The JFSA will take all the necessary steps to implement the plan of the council by amending the relevant laws for enforcement.

Time to break the piggy bank
Next, let us see what happens on the investor side. The challenge for the government to unleash household wealth to the equity market commenced this year.

This extremely risk-averse group seems to believe only in cash and bank deposits, collectively sitting on ¥1,500trn of unusually poor-performing portfolios, with only 10% in equities and trust funds and most of the rest in bank deposits.
 The weapon to break their precious piggy bank is a taxfree investment account system – Nippon individual savings accounts (NISAs).

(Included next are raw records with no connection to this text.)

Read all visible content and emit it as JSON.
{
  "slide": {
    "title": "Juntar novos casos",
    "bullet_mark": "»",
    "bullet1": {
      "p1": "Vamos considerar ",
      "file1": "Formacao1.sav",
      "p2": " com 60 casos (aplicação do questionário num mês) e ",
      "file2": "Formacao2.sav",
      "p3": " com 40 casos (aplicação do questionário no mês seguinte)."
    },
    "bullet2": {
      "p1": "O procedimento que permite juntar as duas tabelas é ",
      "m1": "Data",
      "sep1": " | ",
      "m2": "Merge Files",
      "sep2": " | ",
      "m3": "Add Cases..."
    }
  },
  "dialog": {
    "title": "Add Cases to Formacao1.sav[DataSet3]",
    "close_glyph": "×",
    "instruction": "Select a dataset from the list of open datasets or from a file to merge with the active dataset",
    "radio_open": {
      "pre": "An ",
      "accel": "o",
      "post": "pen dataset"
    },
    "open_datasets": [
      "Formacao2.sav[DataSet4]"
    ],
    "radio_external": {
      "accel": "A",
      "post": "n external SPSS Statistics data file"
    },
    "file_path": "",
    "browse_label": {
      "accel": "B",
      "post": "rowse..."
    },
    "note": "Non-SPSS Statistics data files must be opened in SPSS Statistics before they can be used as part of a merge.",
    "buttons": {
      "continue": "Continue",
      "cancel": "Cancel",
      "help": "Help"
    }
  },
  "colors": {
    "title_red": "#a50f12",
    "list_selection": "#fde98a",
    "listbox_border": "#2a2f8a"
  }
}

Designed in the mould of the ISA in the UK, NISAs are supposed to give individual retail investors an incentive for taking a little first step towards the equity universe. The response so far is good. In spite of the rather choppy stock market, the number of NISA accounts quickly reached 5 million in the first month, and more investors are queuing up at brokers and banks to open accounts.
 
Although it has been only a month since the NISA came into effect, it has successfully attracted around ¥300bn to the markets already, according to the estimate of Nikkei Shimbun. The amendment to corporate law to enhance corporate governance under the growth strategy is certainly essential for the maintenance of momentum by supporting investors in having confidence in making longer term investments.

Genie out of the bottle
In the meantime, another conservative giant, the Government Pension Investment Fund (GPIF), the largest institutional investor in Japan managing over ¥120trn, is also making a move.

The council urged the GPIF to enhance its risk management capabilities and diversify its portfolio to achieve higher returns and, as a starting point, the GPIF started looking for investment opportunities in infrastructure funds abroad with support from the Development Bank of Japan.

This endeavour may eventually lead Japanese public pension funds to increase their presence in the domestic infrastructure market. Sizeable new projects in the pipeline for the 2020 Tokyo Olympic Games, together with ageing infrastructures that require renovation, mean opportunities are everywhere.

This is where the growth strategy creates synergies with the fiscal stimulus under the low-interest rate environment generated by monetary easing. We will see whether the third arrow hits the bull’s eye.